L'Homme qui mit fin à l'histoire, Ken Liu, Trad. Pierre-Paul Durastanti , Le Bélial' – Une Heure Lumière, 2016
Dans un futur proche, deux scientifiques mettent au point un procédé qui permet d'aller observer un événement du passé. Ce voyage se fait pour une unique personne et une unique fois, sans aucune possibilité d'interagir avec l'objet d'observation. Imaginez ceci comme une pellicule de film extrêmement fragile, n'existant qu'en un seul exemplaire, après une seule utilisation, elle se détruirait et son contenu serait perdu à jamais. Il est décidé d'aller observer l'Unité 731, cellule japonaise qui opérait en Chine dans les années 1930 et qui se livrait à des expérimentations humaines à grande échelle. Mais qui faut-il envoyer ? Les scientifiques, pour vérifier le bon fonctionnement de leur procédé ? Des historiens, pour attester de ce qui s'est passé et pouvoir le consigner ? Ou bien des proches des victimes, pour pouvoir faire le deuil ? En plus de ces questions, le gouvernement japonais ne voit pas cette opération d'un bon œil. Le Japon a à peine reconnu l'existence de cette Unité en 2002 et n'a jamais complètement pris ses responsabilités quant à cette période. En nous proposant ce nouveau regard sur une période sombre de l'Histoire, Ken Liu nous rappelle l'importance du devoir de mémoire. Accepter ce qui s'est passé pour pouvoir avancer dans le futur.

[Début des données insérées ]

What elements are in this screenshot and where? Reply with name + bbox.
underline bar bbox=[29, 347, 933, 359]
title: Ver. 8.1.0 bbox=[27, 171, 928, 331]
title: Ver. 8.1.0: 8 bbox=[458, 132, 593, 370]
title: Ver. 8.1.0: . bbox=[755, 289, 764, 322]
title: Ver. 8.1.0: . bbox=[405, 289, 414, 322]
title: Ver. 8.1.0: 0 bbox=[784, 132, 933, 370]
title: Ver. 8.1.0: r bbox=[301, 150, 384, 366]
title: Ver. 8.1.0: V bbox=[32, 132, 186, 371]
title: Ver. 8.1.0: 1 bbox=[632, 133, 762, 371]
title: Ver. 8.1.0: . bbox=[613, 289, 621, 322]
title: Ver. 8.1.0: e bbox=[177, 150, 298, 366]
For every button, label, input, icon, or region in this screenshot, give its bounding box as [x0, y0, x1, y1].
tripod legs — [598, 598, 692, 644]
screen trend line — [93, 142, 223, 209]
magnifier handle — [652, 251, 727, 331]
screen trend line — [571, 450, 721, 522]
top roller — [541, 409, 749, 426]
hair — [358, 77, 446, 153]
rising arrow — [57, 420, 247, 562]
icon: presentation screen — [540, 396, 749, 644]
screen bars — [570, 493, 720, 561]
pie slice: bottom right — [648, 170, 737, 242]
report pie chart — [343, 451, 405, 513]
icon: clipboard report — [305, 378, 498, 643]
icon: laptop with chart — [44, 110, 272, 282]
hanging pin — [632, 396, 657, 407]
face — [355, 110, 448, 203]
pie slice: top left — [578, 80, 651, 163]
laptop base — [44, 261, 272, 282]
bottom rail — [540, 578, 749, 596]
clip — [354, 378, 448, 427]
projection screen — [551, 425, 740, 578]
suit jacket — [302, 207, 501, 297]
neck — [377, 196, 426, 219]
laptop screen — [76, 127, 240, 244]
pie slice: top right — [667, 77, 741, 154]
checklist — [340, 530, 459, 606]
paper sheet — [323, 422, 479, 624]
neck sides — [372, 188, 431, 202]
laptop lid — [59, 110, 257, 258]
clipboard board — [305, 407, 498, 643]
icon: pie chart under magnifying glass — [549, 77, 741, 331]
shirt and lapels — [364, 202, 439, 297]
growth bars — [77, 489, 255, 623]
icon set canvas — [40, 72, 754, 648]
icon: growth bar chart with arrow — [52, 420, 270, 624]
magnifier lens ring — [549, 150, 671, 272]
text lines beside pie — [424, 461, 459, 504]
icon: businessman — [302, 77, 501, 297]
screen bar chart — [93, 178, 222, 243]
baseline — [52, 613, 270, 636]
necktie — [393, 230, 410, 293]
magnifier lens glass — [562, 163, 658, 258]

Cadavre exquis, Agustina Bazterrica, Trad. Margot Nguyen Beraud, J'ai Lu, 2021
Quand un virus éradique la quasi-totalité des animaux sur Terre, une nouvelle espèce d'humains est créée pour résoudre la pénurie de viande. Marcos, directeur d'un abattoir de ces nouveaux humains, va voir sa vie changer quand il décide de sauver une femelle de la mort. Il va la prendre sous son aile et une relation particulière commence. Attention, tout de même, certaines scènes peuvent choquer. Si ce livre traite du cannibalisme et peut sembler "trash" au premier abord, ce n'est pas le côté le plus intéressant. Ce texte écrit en 2017 nous fait réfléchir sur la condition animale, le véganisme mais aussi sur la condition humaine. A partir de quel moment peut-on dire qu'untel ou unetelle mérite d'être appelé humain et d'être traité comme tel ? Comment nous adapterions-nous si la viande venait à manquer ? Cela pourrait arriver plus vite qu'on ne le pense.